La prima denuncia è arrivata a inizio settimana. Maduro aveva detto che il "profugo della giustizia", come usualmente chiama Guaidò, era "nascosto in una ambasciata" e da lì collaborava con gli Stati Uniti nel redigere le sanzioni disposte per far cadere il suo governo. Guaidò è indagato per una serie di reati, tra cui la presunta collaborazione nella regia di due attacchi sferrati da "mercenari" a inizio maggio, ma la procura non ha formalmente emesso un mandato di arresto. L'oppositore aveva comunque respinto l'insinuazione sul proprio profilo Twitter chiarendo che si trovava "dove è sempre stato, con la gente". Nella serata di giovedì sarebbe stato Arreaza, intervistato da una radio locale a dare ulteriori indizi. "Noi non possiamo entrare in una residenza di una ambasciata di qualsiasi paese, in questo caso di Spagna o Francia, e fare in modo che la giustizia se li porti via", ha detto il ministro alludendo anche a Leopoldo Lopez, figura chiave delle opposizioni, da tempo ospite della diplomazia spagnola a Caracas. "Speriamo che questi governi rettifichino la loro posizione e consegnino i profughi alla giustizia venezuelana", ha aggiunto il ministro. Per Arreaza si tratta di una situazione "profondamente irregolare" e una "vergogna per la diplomazia della Spagna, una vergogna per la diplomazia della Francia", situazione di cui i due paesi europei dovranno rispondere "molto presto". La smentita da Parigi arrivava a stretto giro di posta. "Juan Guaido non si trova nella residenza diplomatica francese a Caracas. L'abbiamo confermato più volte alle autorità venezuelane", ha riferito il Quai d'Orsay in un comunicato. Edwad Rodriguez, responsabile della comunicazione di Guaidò, ha insistito. "Juan Guaido è a Caracas. Smentiamo l'informazione secondo la quale avrebbe trovato rifugio presso l'ambasciata di Francia. Le accuse del regime sono invenzioni", ha detto Rodriguez al settimanale francese "L'Obs".

Le "attenzioni" del governo Maduro alla sede diplomatica francese, come detto, non sono nuove. A metà maggio il ministero degli Esteri francese aveva convocato l'ambasciatore venezuelano a Parigi per censurare gli ostacoli posti al "normale funzionamento" dell'ambasciata a Caracas.

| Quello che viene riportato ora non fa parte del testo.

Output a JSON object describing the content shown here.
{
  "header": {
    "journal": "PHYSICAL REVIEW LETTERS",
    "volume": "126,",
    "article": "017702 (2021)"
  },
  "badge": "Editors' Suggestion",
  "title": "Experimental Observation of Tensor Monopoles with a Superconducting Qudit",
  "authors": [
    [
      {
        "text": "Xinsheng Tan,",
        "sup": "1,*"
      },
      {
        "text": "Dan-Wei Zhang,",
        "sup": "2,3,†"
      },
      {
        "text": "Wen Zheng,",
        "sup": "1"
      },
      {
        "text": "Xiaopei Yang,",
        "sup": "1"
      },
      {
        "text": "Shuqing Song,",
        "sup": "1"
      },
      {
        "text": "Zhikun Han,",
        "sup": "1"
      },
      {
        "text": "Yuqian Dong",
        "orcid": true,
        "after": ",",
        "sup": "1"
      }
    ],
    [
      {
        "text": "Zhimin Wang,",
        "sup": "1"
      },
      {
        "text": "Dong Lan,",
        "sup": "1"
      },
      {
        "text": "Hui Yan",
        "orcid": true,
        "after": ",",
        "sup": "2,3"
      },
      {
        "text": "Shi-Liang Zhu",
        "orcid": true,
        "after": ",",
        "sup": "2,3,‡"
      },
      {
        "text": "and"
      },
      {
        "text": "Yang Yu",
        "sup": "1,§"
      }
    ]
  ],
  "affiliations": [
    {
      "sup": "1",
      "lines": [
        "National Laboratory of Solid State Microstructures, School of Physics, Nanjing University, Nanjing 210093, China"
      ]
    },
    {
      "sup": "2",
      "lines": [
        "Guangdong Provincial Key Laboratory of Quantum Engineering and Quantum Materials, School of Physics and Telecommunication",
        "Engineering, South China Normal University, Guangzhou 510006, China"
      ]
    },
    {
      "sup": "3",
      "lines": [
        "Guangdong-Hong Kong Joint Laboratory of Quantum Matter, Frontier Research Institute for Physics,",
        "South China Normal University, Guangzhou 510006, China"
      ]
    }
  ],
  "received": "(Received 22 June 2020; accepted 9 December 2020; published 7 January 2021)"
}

Una serie di misure "contrarie alla Convenzione di Vienna sulle relazioni diplomatiche", ha avvertito il Quai d'Orsay senza specificare le azioni al centro della denuncia. "La Francia esprime il suo fermo rigetto alle misure adottate negli ultimi giorni che inficiano il normale funzionamento della nostra rappresentazione diplomatica a Caracas", si legge in una nota del ministero. Le rimostranze, proseguiva la nota, sono state trasmesse all'ambasciatore venezuelano Hector Mujica Ricardo, convocato presso la sede del ministero. Parigi chiede di mettere fine "senza ulteriore ritardo" alle misure, allo scopo di "ristabilire il funzionamento normale" della rappresentazione diplomatica.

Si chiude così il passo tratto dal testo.